El mismo día de la activación de tal unidad militar, se leían en la prensa las declaraciones contra la defensa de los derechos humanos el 3 de diciembre de 1999, del segundo comandante del Ejército, el General Néstor Ramírez, quien dijo en una conferencia en Miami que el Ejército colombiano libra cinco guerras, y que la más peligrosa es “la que tiene mayores limitantes”: “es defendernos de los infiltrados de la subversión en la Fiscalía, en la Defensoría del Pueblo, en la Procuraduría, y respaldados por algunas organizaciones internacionales y nacionales que nos hacen muchísimo daño”25. Dos días después, Pastrana, como Jefe de Estado, Comandante Supremo de las Fuerzas Armadas, se abstuvo de emprender cualquier acción frente a esta pública descalificación que hizo el alto oficial y tres semanas después terminaba el curso del siglo XX objetando el Presidente Pastrana la ley contra la desaparición, el genocidio, la tortura y el desplazamiento forzado, aprobada en el Congreso después de doce años de lucha de víctimas y de organizaciones humanitarias.

Objetó por supuesta inconveniencia la tipificación del genocidio político, porque se impediría así que las Fuerzas Armadas actúen contra las guerrillas, grupos políticos armados, confundiendo deliberadamente la acción en combate en desarrollo de competencias legales, con el intento de exterminio o la persecución a muerte en razón de opiniones o militancias políticas. Que ello limita la capacidad de acción de la fuerza pública, significa también que el accionar de ésta encubre tal lógica de aniquilamiento ilegítimo, constitutivo de crimen de guerra, de crimen contra la humanidad, por violatorio del derecho de los conflictos armados. De igual manera, interpuso una objeción relacionada con el traspaso de competencia que reduce el alcance del fuero penal militar atribuyendo el conocimiento de esos delitos a jueces ordinarios.

A finales de mayo del 2000 esas objeciones fueron definitivamente aceptadas por el Legislativo y un instrumento legal quedó finalmente adoptado tras la sanción presidencial con un mensaje vergonzoso: se puede ser genocida a nombre de la fuerza estatal contra los opositores armados, que en la práctica bajo el concepto de enemigo interno o subversión se extiende a todo potencial disidente; queda dada una orden de guerra sin cuartel, sin ética. Para su reprobación legal, el genocidio asciende paradójicamente a su legitimación. Así mismo, los casos judiciales de crímenes de lesa humanidad serán con esa ley de competencia de sus autores. No es sólo desbordamiento del Fuero Penal Militar. Es la máxima perversión del Estado. La impunidad institucionalizada protege así la perenne racionalidad de una Doctrina de Seguridad que enaltece como héroes a los que se envilecen con la sangre de las víctimas.

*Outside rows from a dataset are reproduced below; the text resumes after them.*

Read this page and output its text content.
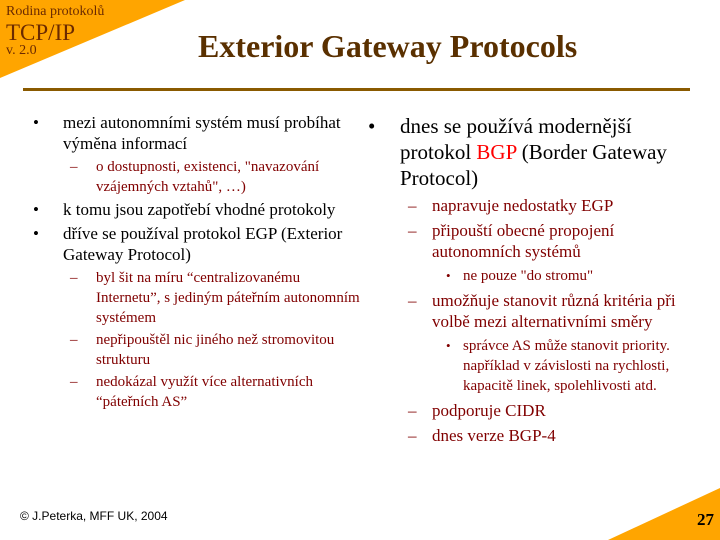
Rodina protokolů
TCP/IP
v. 2.0	Exterior Gateway Protocols
• mezi autonomními systém musí probíhat výměna informací
– o dostupnosti, existenci, "navazování vzájemných vztahů", …)
• k tomu jsou zapotřebí vhodné protokoly
• dříve se používal protokol EGP (Exterior Gateway Protocol)
– byl šit na míru “centralizovanému Internetu”, s jediným páteřním autonomním systémem
– nepřipouštěl nic jiného než stromovitou strukturu
– nedokázal využít více alternativních “páteřních AS”
• dnes se používá modernější protokol BGP (Border Gateway Protocol)
– napravuje nedostatky EGP
– připouští obecné propojení autonomních systémů
• ne pouze "do stromu"
– umožňuje stanovit různá kritéria při volbě mezi alternativními směry
• správce AS může stanovit priority. například v závislosti na rychlosti, kapacitě linek, spolehlivosti atd.
– podporuje CIDR
– dnes verze BGP-4
© J.Peterka, MFF UK, 2004	27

Las correas de transmisión estructural e institucional de esa renovada Doctrina de muerte y las cúpulas y los altos enlaces o mandos militares que la han aplicado no solo permanecen, sino que al amparo de esos ejercicios de impunidad, de encubrimiento y de los sofismas de cambios legales que burlan el más elemental derecho internacional, se están creando las posibilidades de continuidad total de ese terrorismo de Estado. Ninguna depuración que remueva esos agentes empotrados en la jerarquía civil-militar y sus respectivos mecanismos, será iniciada sin que se reconozca que esta base hedionda ha existido y está en la base de la formación de las Fuerzas Armadas.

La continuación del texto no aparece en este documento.